Yu.V. Malyshenko of the Research Institute GALS in Vladivostok (Russia) proposes a set of new functional fault models for analog components. W. Kuzmicz, M. Niewczas, W. Pleskacz, A. Wojtasik, A. Pfitzner, and E. Piwowarska from Warsaw University of Technology (Poland) discuss issues related to verifying manufacturability of IC cell designs. They also present new CAD tools for IC yield estimation.
Fault tolerance and reliability
M.F. Karavay from the Institute of Control Sciences of the Russian Academy of Science in Moscow submitted a manuscript on the theory of symmetry in design of fault-tolerant systems. Karavay uses a system's graph theoretical representation to design a mapping that increases the system's degree of fault tolerance.
A.N. Zhirabok and O.V. Preobrazhenskaya from the Far Eastern Technical University in Vladivostok (Russia) propose a new solution for on-line testing of logical systems.
B. Medved Rogina, K. Skala, and B. Vojnovic from the Ruder Boskovic Institute in Zagreb (Croatia) propose propagation delay distribution measurements of metastability in asynchronous systems. This work studies the problem of reliability of complex microelectronic systems by investigating the conditions under which a bistable flip-flop reaches a metastable state.

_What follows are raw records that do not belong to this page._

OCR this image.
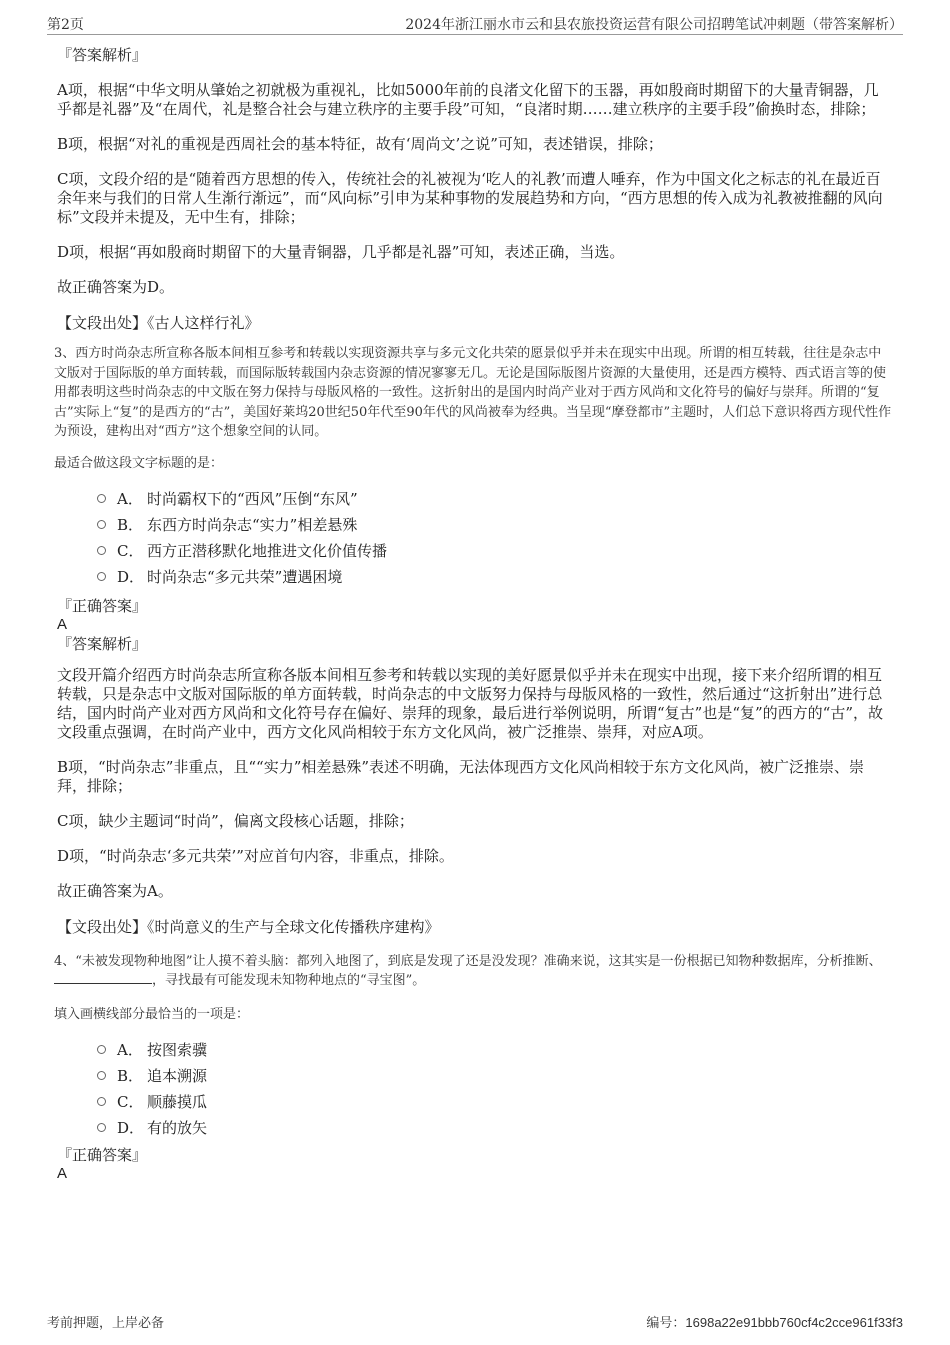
第2页	2024年浙江丽水市云和县农旅投资运营有限公司招聘笔试冲刺题（带答案解析）

『答案解析』

A项，根据“中华文明从肇始之初就极为重视礼，比如5000年前的良渚文化留下的玉器，再如殷商时期留下的大量青铜器，几乎都是礼器”及“在周代，礼是整合社会与建立秩序的主要手段”可知，“良渚时期……建立秩序的主要手段”偷换时态，排除；

B项，根据“对礼的重视是西周社会的基本特征，故有‘周尚文’之说”可知，表述错误，排除；

C项，文段介绍的是“随着西方思想的传入，传统社会的礼被视为‘吃人的礼教’而遭人唾弃，作为中国文化之标志的礼在最近百余年来与我们的日常人生渐行渐远”，而“风向标”引申为某种事物的发展趋势和方向，“西方思想的传入成为礼教被推翻的风向标”文段并未提及，无中生有，排除；

D项，根据“再如殷商时期留下的大量青铜器，几乎都是礼器”可知，表述正确，当选。

故正确答案为D。

【文段出处】《古人这样行礼》

3、西方时尚杂志所宣称各版本间相互参考和转载以实现资源共享与多元文化共荣的愿景似乎并未在现实中出现。所谓的相互转载，往往是杂志中文版对于国际版的单方面转载，而国际版转载国内杂志资源的情况寥寥无几。无论是国际版图片资源的大量使用，还是西方模特、西式语言等的使用都表明这些时尚杂志的中文版在努力保持与母版风格的一致性。这折射出的是国内时尚产业对于西方风尚和文化符号的偏好与崇拜。所谓的“复古”实际上“复”的是西方的“古”，美国好莱坞20世纪50年代至90年代的风尚被奉为经典。当呈现“摩登都市”主题时，人们总下意识将西方现代性作为预设，建构出对“西方”这个想象空间的认同。

最适合做这段文字标题的是：

A． 时尚霸权下的“西风”压倒“东风”
B． 东西方时尚杂志“实力”相差悬殊
C． 西方正潜移默化地推进文化价值传播
D． 时尚杂志“多元共荣”遭遇困境

『正确答案』

A

『答案解析』

文段开篇介绍西方时尚杂志所宣称各版本间相互参考和转载以实现的美好愿景似乎并未在现实中出现，接下来介绍所谓的相互转载，只是杂志中文版对国际版的单方面转载，时尚杂志的中文版努力保持与母版风格的一致性，然后通过“这折射出”进行总结，国内时尚产业对西方风尚和文化符号存在偏好、崇拜的现象，最后进行举例说明，所谓“复古”也是“复”的西方的“古”，故文段重点强调，在时尚产业中，西方文化风尚相较于东方文化风尚，被广泛推崇、崇拜，对应A项。

B项，“时尚杂志”非重点，且““实力”相差悬殊”表述不明确，无法体现西方文化风尚相较于东方文化风尚，被广泛推崇、崇拜，排除；

C项，缺少主题词“时尚”，偏离文段核心话题，排除；

D项，“时尚杂志‘多元共荣’”对应首句内容，非重点，排除。

故正确答案为A。

【文段出处】《时尚意义的生产与全球文化传播秩序建构》

4、“未被发现物种地图”让人摸不着头脑：都列入地图了，到底是发现了还是没发现？准确来说，这其实是一份根据已知物种数据库，分析推断、，寻找最有可能发现未知物种地点的“寻宝图”。

填入画横线部分最恰当的一项是：

A． 按图索骥
B． 追本溯源
C． 顺藤摸瓜
D． 有的放矢

『正确答案』

A

考前押题，上岸必备	编号：1698a22e91bbb760cf4c2cce961f33f3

Testing special structures
R.K. Latypov and Y.L. Stolov from the Kazan State University (Russia) introduce a scheme for self-testable PLAs that provide 100% single-fault detection. They present an autonomous test of AND-EXOR PLAs based on exhaustive input testing.
E. Gizdarski from the Technical University of Ruse (Bulgaria) and I. Dear from Brunel University in Uxbridge (UK) provide detailed analysis of a test algorithm for neighborhood pattern sensitivity fault detection in RAMs. They introduce a new algorithm for RAM BIST together with some structural changes to facilitate its implementation.

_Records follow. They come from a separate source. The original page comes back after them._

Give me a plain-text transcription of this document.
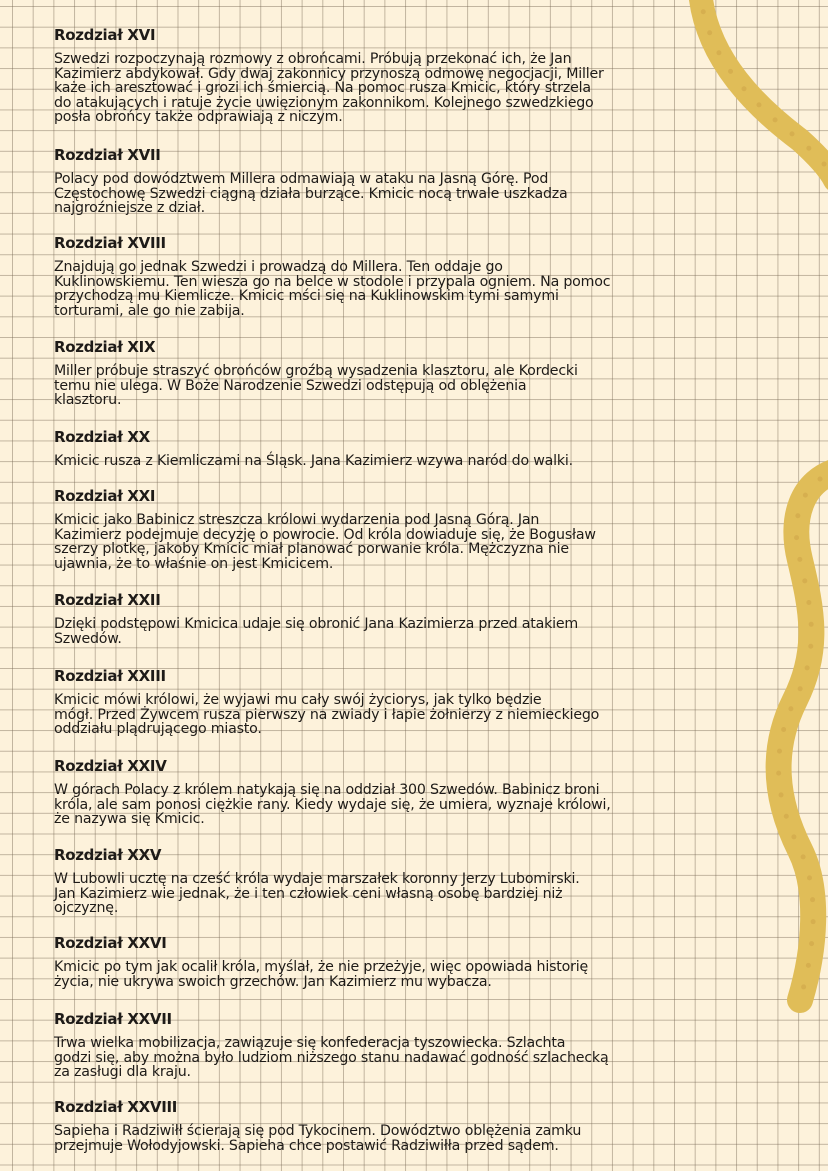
Rozdział XVI

Szwedzi rozpoczynają rozmowy z obrońcami. Próbują przekonać ich, że Jan
Kazimierz abdykował. Gdy dwaj zakonnicy przynoszą odmowę negocjacji, Miller
każe ich aresztować i grozi ich śmiercią. Na pomoc rusza Kmicic, który strzela
do atakujących i ratuje życie uwięzionym zakonnikom. Kolejnego szwedzkiego
posła obrońcy także odprawiają z niczym.

Rozdział XVII

Polacy pod dowództwem Millera odmawiają w ataku na Jasną Górę. Pod
Częstochowę Szwedzi ciągną działa burzące. Kmicic nocą trwale uszkadza
najgroźniejsze z dział.

Rozdział XVIII

Znajdują go jednak Szwedzi i prowadzą do Millera. Ten oddaje go
Kuklinowskiemu. Ten wiesza go na belce w stodole i przypala ogniem. Na pomoc
przychodzą mu Kiemlicze. Kmicic mści się na Kuklinowskim tymi samymi
torturami, ale go nie zabija.

Rozdział XIX

Miller próbuje straszyć obrońców groźbą wysadzenia klasztoru, ale Kordecki
temu nie ulega. W Boże Narodzenie Szwedzi odstępują od oblężenia
klasztoru.

Rozdział XX

Kmicic rusza z Kiemliczami na Śląsk. Jana Kazimierz wzywa naród do walki.

Rozdział XXI

Kmicic jako Babinicz streszcza królowi wydarzenia pod Jasną Górą. Jan
Kazimierz podejmuje decyzję o powrocie. Od króla dowiaduje się, że Bogusław
szerzy plotkę, jakoby Kmicic miał planować porwanie króla. Mężczyzna nie
ujawnia, że to właśnie on jest Kmicicem.

Rozdział XXII

Dzięki podstępowi Kmicica udaje się obronić Jana Kazimierza przed atakiem
Szwedów.

Rozdział XXIII

Kmicic mówi królowi, że wyjawi mu cały swój życiorys, jak tylko będzie
mógł. Przed Żywcem rusza pierwszy na zwiady i łapie żołnierzy z niemieckiego
oddziału plądrującego miasto.

Rozdział XXIV

W górach Polacy z królem natykają się na oddział 300 Szwedów. Babinicz broni
króla, ale sam ponosi ciężkie rany. Kiedy wydaje się, że umiera, wyznaje królowi,
że nazywa się Kmicic.

Rozdział XXV

W Lubowli ucztę na cześć króla wydaje marszałek koronny Jerzy Lubomirski.
Jan Kazimierz wie jednak, że i ten człowiek ceni własną osobę bardziej niż
ojczyznę.

Rozdział XXVI

Kmicic po tym jak ocalił króla, myślał, że nie przeżyje, więc opowiada historię
życia, nie ukrywa swoich grzechów. Jan Kazimierz mu wybacza.

Rozdział XXVII

Trwa wielka mobilizacja, zawiązuje się konfederacja tyszowiecka. Szlachta
godzi się, aby można było ludziom niższego stanu nadawać godność szlachecką
za zasługi dla kraju.

Rozdział XXVIII

Sapieha i Radziwiłł ścierają się pod Tykocinem. Dowództwo oblężenia zamku
przejmuje Wołodyjowski. Sapieha chce postawić Radziwiłła przed sądem.
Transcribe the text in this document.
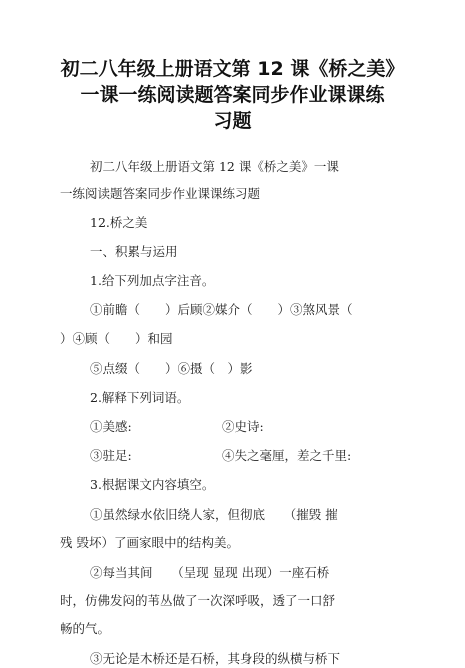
初二八年级上册语文第 12 课《桥之美》
一课一练阅读题答案同步作业课课练
习题
初二八年级上册语文第 12 课《桥之美》一课
一练阅读题答案同步作业课课练习题
12.桥之美
一、积累与运用
1.给下列加点字注音。
①前瞻（　　）后顾②媒介（　　）③煞风景（
）④顾（　　）和园
⑤点缀（　　）⑥摄（　）影
2.解释下列词语。
①美感:	②史诗:
③驻足:	④失之毫厘，差之千里:
3.根据课文内容填空。
①虽然绿水依旧绕人家，但彻底　　（摧毁 摧
残 毁坏）了画家眼中的结构美。
②每当其间　　（呈现 显现 出现）一座石桥
时，仿佛发闷的苇丛做了一次深呼吸，透了一口舒
畅的气。
③无论是木桥还是石桥，其身段的纵横与桥下
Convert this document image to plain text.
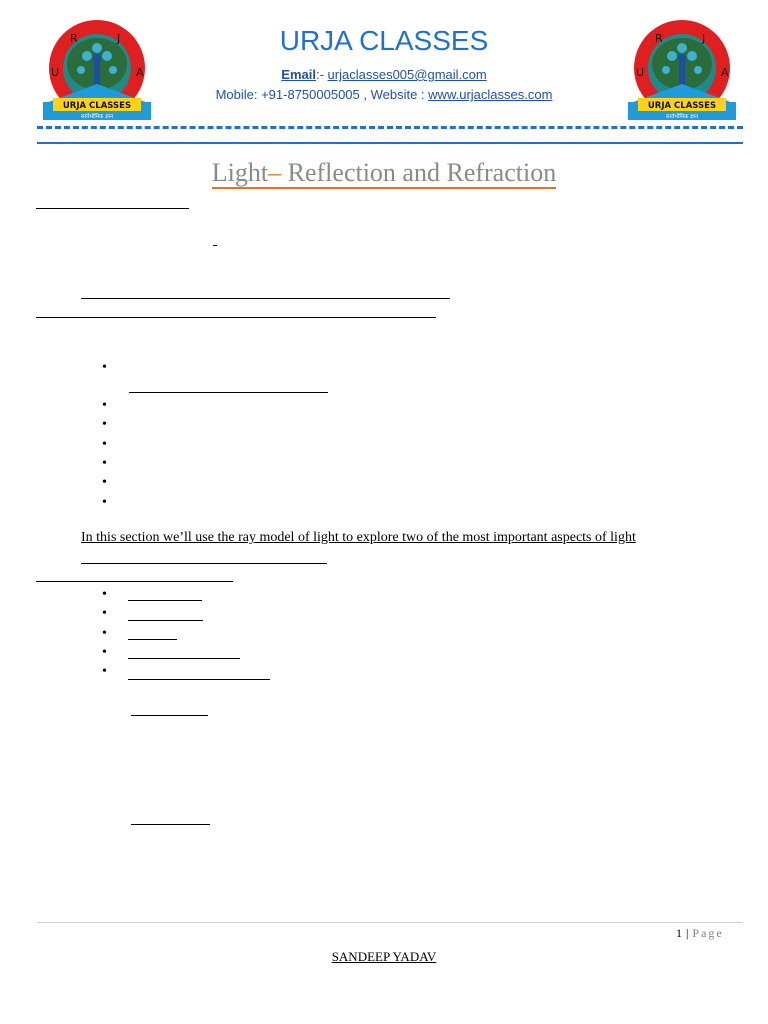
U
R	J
A
URJA CLASSES
सार्वभौमिक ज्ञान
U
R	J
A
URJA CLASSES
सार्वभौमिक ज्ञान
URJA CLASSES
Email:- urjaclasses005@gmail.com
Mobile: +91-8750005005 , Website : www.urjaclasses.com
Light– Reflection and Refraction
•
•
•
•
•
•
•
In this section we’ll use the ray model of light to explore two of the most important aspects of light
•
•
•
•
•
1 | Page
SANDEEP YADAV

F. Novak, B. Hvala, and S. Klavzar from the Jozef Stefan Institute in Ljubljana (Slovenia) analyze data compression for analog signatures. This study provides conditions for analog-signal testing using the polynomial functions for data compaction.

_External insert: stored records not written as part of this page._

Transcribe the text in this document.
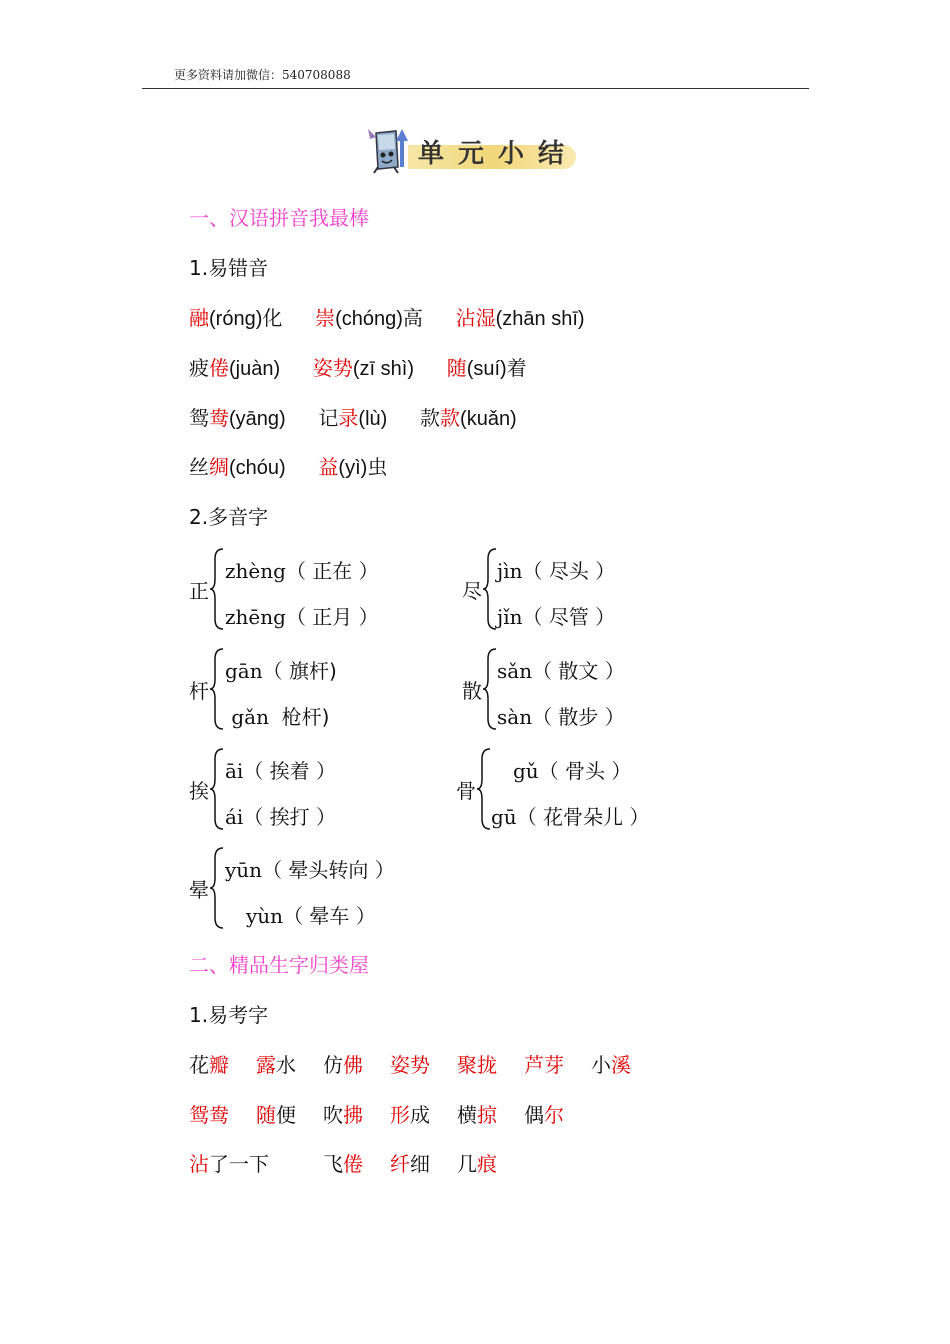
更多资料请加微信：540708088
单元小结
一、汉语拼音我最棒
1.易错音
融(róng)化 崇(chóng)高 沾湿(zhān shī)
疲倦(juàn) 姿势(zī shì) 随(suí)着
鸳鸯(yāng) 记录(lù) 款款(kuǎn)
丝绸(chóu) 益(yì)虫
2.多音字
正
zhèng（ 正在 ）
zhēng（ 正月 ）
尽
jìn（ 尽头 ）
jǐn（ 尽管 ）
杆
gān（ 旗杆)
gǎn  枪杆)
散
sǎn（ 散文 ）
sàn（ 散步 ）
挨
āi（ 挨着 ）
ái（ 挨打 ）
骨
gǔ（ 骨头 ）
gū（ 花骨朵儿 ）
晕
yūn（ 晕头转向 ）
yùn（ 晕车 ）
二、精品生字归类屋
1.易考字
花瓣 露水 仿佛 姿势 聚拢 芦芽 小溪
鸳鸯 随便 吹拂 形成 横掠 偶尔
沾了一下	飞倦 纤细 几痕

THIS SPECIAL ISSUE is the result of the volunteer work of many dedicated colleagues. We thank all the referees and the editorial board members of IEEE Design & Test of Computers. Also, we wholeheartedly thank the authors for submitting their work and for being very understanding throughout the process. Finally, we thank the D&T editorial office for its continuous support and help in putting together this special issue.
Yervant Zorian is a distinguished member of the technical staff at AT&T Bell Laboratories in the Test and Reliability Center of Excellence, Princeton, New Jersey. His current responsibilities include research and consulting in the areas of embedded core, IC, and multichip-module self-testing. Zorian has received the ATE&I Conference Best in Test award and the AT&T Bell Laboratories' Research & Development award.Zorian received an MSc degree in computer engineering from the University of Southern California, and a PhD in electrical engineering from McGill University, Canada. He is currently associate editor-in-chief of IEEE Design & Test of Computers and serves on the editorial boards of JETTA and the Journal of Microelectronic System Integration. Zorian is vice-chair for the IEEE Computer Society Test Technology Technical Committee.
Jan Hlavicka is a professor of computer science and vice-rector for international relations at the Czech Technical University. Earlier, he worked in computer diagnostics at the Research Institute for Mathematical Machines in Prague. He cofounded the Fault-Tolerant Systems and Diagnostics Conference, which until 1989 was Eastern Europe's most important international event in the field of testing and fault tolerance of digital systems. His interests include computer architecture, fault diagnosis, and design for testability.Hlavicka graduated in electrical engineering from the Czech Technical University and received a doctor of sciences degree in computer science from the same institution.